Pero lo peor de todo es que el ministro Guzmán ya empezó a hablar de un programa plurianual. Esto quiere decir, en concreto, que el FMI exigirá un ajuste mayor aún para 2022, otro más duro para 2023, y así sucesivamente.

Reformas estructurales

Todo acuerdo de facilidades extendidas viene con la exigencia de las denominadas “reformas estructurales”, que son, básicamente, dos: la reforma previsional y la reforma laboral.

La primera va mucho más allá del simple robo a los jubilados con el cambio de la fórmula que hemos explicado. El FMI va por el aumento de la edad jubilatoria y por una reducción general de todas las jubilaciones. En la Argentina esto implica la eliminación de los llamados “regímenes especiales”, los únicos que se acercan, así sea un poco, al 82% móvil. Recordemos que el régimen especial más extendido es el de los docentes. Eliminarlo va a ser el objetivo central del Fondo.

La otra reforma es la laboral. Con la excusa de “reducir el costo laboral”, el FMI apunta a destruir toda la legislación del trabajo y los convenios colectivos. El objetivo es que todos los trabajadores de nuestro país terminen como en Vaca Muerta, o como los chicos de las aplicaciones, al estilo Rappi o Glovo.

El apuro de votar el presupuesto

El presupuesto 2021 tuvo un tratamiento “exprés” en la Cámara de Diputados. Con el voto del Frente de Todos y algunos aliados más el “guiño” de Juntos por el Cambio, que se abstuvo para así garantizar su aprobación, pasó velozmente al Senado, donde se espera una rápida aprobación. ¿Por qué tanto apuro? Muy simple, ese es el documento que requiere el FMI para avanzar en las negociaciones. Ahí está escrito el compromiso del gobierno de Fernández para realizar el mega-ajuste y cumplir con los acreedores internacionales. Está puesto, blanco sobre negro, por poner un solo ejemplo, que para el año próximo se destinará a pagos de deuda cuatro veces más que para vivienda, luego de haber visto el drama de Guernica y el violento desalojo.
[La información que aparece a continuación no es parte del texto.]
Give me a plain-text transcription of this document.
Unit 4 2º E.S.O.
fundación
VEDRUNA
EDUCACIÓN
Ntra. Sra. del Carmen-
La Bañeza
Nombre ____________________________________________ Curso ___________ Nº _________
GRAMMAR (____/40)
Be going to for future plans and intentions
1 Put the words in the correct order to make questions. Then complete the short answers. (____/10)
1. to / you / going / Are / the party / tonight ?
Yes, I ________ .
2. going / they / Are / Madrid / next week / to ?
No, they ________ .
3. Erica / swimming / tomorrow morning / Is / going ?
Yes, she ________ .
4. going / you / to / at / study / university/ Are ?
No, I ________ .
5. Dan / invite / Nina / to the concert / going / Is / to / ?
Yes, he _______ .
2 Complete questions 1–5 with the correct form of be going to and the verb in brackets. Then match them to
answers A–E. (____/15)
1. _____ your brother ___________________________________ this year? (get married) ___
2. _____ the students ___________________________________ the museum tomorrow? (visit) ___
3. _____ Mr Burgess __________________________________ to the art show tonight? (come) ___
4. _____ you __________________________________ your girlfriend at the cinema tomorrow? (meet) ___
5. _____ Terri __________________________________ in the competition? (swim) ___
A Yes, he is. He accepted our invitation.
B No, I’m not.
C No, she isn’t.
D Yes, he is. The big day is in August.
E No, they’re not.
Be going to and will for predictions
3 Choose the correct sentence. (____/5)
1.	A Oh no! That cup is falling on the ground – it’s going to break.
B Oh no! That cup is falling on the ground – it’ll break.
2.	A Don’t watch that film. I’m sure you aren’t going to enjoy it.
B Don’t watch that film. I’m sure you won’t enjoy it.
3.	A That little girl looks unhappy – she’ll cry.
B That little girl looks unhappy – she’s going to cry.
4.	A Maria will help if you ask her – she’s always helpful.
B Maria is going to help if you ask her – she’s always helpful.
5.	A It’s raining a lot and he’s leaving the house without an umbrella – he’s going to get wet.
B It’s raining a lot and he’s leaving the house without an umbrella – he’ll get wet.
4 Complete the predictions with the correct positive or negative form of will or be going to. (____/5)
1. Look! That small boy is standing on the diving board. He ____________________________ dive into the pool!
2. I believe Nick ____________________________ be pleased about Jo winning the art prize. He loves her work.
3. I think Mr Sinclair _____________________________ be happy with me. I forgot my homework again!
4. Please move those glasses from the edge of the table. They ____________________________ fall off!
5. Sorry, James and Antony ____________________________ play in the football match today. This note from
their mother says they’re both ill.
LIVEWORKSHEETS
En síntesis, no hay salida alguna de la mano del FMI. Una vez más tendremos que salir a luchar contra el plan de ajuste que se tratará de imponer. Y, al mismo tiempo, debemos plantear la necesidad de un plan alternativo, que realmente priorice las necesidades populares, lo que exige la ruptura de todos los pactos políticos y económicos con el Fondo y la suspensión inmediata de los pagos de deuda externa.